Gli abusi edilizi che vengono commessi in un’area vincolata dopo il 1993 non sono sanabili. Così ha precisato la Corte di Cassazione, 3 Sez. Penale, con la recente sentenza n. 2231/2022 su un ricorso contro l’ordine di demolizione di un edificio sul quale sono stati effettuati illegittimamente degli ampliamenti volumetrici in più riprese, ricadenti in un’area sottoposta a vincolo paesaggistico ambientale.
Come ricostruito dai giudici, nel 1993 era stato infatti realizzato un primo ampliamento volumetrico di 75 mq, sottoposto a sequestro nel 1995. Qualche anno dopo l’opera era poi stata ulteriormente ampliata, con conseguente nuovo sequestro. Sulla prima parte dei lavori fu poi presentato una richiesta di condono ex l. n. 724/1994 (Secondo Condono Edilizio), mentre sulla seconda parte dei lavori è stata avanzata istanza di sanatoria ex l. n. 326/2003 (Terzo Condono Edilizio).

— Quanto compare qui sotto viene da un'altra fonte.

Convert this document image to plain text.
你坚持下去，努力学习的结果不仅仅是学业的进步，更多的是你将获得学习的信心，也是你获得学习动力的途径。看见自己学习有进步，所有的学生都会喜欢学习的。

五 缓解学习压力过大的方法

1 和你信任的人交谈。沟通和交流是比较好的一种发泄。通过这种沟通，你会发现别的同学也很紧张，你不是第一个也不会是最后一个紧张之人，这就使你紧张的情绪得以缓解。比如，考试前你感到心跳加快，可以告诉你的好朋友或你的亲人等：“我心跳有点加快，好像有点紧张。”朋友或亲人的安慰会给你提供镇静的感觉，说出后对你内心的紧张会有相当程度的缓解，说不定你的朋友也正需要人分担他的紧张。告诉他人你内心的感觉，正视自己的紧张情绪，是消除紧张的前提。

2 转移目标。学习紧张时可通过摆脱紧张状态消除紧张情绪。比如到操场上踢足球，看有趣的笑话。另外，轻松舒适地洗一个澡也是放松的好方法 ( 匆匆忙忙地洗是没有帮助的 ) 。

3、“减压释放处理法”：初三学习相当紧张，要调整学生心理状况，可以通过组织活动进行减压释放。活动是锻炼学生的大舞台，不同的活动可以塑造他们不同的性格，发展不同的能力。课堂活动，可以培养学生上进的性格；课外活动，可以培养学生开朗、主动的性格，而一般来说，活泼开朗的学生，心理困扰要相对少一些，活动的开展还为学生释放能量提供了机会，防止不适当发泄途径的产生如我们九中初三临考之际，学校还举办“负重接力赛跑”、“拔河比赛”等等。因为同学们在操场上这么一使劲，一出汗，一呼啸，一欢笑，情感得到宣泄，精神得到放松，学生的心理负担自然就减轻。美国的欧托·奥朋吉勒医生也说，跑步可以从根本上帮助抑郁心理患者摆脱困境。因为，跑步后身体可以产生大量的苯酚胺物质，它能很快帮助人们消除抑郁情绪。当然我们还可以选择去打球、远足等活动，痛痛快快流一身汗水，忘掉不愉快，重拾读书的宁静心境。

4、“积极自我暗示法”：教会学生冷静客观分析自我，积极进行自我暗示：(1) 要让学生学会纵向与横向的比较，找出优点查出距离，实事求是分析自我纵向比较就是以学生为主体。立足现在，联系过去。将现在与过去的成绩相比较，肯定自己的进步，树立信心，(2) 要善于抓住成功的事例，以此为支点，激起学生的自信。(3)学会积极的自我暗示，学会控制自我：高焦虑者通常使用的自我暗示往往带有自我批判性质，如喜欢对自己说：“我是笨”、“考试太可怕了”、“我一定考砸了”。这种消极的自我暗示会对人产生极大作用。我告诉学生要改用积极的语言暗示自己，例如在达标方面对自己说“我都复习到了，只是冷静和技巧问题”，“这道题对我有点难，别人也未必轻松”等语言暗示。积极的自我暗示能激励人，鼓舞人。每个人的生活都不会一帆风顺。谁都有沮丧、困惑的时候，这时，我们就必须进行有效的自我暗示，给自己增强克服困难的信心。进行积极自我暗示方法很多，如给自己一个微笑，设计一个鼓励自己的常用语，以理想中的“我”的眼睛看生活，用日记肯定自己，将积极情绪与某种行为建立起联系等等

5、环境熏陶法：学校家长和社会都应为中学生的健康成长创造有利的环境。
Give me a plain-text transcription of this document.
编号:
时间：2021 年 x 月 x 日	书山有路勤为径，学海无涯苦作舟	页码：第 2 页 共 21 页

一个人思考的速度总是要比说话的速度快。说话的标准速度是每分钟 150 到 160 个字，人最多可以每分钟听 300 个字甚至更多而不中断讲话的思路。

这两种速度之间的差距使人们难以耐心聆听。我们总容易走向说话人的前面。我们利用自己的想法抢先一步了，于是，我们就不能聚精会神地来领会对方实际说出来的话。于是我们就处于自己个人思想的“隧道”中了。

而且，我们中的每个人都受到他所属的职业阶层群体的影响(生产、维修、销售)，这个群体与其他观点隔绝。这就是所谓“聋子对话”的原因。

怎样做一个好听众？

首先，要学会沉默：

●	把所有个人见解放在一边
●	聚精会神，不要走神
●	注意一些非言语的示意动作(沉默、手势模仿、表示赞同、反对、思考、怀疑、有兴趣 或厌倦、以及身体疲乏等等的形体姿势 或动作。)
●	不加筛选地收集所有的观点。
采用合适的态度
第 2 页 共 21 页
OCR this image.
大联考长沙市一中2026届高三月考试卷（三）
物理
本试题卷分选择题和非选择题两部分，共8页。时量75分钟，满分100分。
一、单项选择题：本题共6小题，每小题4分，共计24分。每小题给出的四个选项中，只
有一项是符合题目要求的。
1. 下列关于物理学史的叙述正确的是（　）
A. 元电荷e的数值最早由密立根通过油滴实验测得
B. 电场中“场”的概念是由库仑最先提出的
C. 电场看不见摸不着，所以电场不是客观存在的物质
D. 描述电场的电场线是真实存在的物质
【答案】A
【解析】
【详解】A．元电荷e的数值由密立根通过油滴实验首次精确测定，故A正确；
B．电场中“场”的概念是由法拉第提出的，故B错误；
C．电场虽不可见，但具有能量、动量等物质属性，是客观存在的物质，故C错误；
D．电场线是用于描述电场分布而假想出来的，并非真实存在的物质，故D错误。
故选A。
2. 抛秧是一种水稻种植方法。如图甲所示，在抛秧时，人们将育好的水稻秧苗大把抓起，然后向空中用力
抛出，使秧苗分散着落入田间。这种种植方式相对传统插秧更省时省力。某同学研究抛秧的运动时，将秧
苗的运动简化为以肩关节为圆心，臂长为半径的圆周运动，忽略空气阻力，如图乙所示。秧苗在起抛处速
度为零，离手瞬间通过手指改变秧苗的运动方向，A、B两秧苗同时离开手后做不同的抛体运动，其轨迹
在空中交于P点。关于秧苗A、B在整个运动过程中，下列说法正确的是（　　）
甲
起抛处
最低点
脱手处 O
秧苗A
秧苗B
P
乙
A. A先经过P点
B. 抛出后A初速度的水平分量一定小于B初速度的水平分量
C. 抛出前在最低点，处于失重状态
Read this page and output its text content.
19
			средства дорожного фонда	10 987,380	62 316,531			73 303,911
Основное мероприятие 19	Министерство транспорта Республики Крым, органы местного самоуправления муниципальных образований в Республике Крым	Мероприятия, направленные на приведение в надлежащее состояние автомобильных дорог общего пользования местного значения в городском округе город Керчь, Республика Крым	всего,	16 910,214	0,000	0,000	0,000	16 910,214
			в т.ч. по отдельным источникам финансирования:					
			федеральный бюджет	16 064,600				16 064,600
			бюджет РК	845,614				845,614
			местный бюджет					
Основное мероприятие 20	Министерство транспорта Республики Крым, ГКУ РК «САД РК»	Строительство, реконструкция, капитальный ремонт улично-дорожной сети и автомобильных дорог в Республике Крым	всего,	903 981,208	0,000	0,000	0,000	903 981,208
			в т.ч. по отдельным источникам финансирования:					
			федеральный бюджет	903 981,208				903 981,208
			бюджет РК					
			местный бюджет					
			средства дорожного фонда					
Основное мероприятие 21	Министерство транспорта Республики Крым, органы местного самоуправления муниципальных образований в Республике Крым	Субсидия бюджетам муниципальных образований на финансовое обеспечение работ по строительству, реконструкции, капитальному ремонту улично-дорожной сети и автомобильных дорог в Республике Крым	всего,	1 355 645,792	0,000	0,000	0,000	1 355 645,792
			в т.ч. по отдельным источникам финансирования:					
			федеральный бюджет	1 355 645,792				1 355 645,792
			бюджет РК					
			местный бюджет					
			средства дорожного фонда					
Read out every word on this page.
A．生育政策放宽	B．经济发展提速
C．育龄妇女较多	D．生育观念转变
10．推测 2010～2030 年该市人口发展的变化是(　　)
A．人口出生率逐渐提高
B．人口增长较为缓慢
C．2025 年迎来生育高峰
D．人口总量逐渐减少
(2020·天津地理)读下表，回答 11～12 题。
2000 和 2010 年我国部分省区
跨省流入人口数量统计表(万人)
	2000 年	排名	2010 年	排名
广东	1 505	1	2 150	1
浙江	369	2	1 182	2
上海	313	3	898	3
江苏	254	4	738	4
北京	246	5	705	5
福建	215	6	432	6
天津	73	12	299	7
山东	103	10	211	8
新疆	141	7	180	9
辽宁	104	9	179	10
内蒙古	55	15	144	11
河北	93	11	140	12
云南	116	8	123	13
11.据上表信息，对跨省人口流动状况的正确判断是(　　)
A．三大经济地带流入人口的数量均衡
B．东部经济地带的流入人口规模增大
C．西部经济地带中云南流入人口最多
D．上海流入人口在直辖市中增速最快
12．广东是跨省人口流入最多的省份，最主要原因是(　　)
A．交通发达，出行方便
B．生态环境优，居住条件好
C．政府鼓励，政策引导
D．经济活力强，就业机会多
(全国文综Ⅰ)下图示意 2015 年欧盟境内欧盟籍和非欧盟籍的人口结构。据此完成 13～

Dinanzi a tale condotta, gli Ermellini hanno ribadito come le opere realizzate illegittimamente non siano suscettibili di sanatoria. Oltre a non poter essere applicabile il condono del 1994, considerato che risulta che sono proseguiti i lavori edilizi abusivi con una seconda tranche di interventi, i giudici di legittimità sottolineano come per la legge del 2003, trattandosi di zona vincolata, il condono non può essere applicato poiché l’opera realizzata consiste di una nuova costruzione.
Di fatti, secondo il prevalente orientamento della giurisprudenza, in relazione agli abusi edilizi commessi in aree sottoposte a vincolo paesaggistico, il condono ex art. 32 dl. N. 269/2003 poi convertito nella l. n. 326/2003 è applicabile solo a interventi di minore rilevanza, non potendo invece fruire di sanatoria le opere abusive più importanti, anche se l’area è sottoposta a vincolo di inedificabilità relativa e gli interventi sono conformi alle norme urbanistiche.
Ne deriva che il ricorso è stato respinto, con conferma dell’ordine di demolizione per insanabilità delle nuove costruzioni in area vincolata.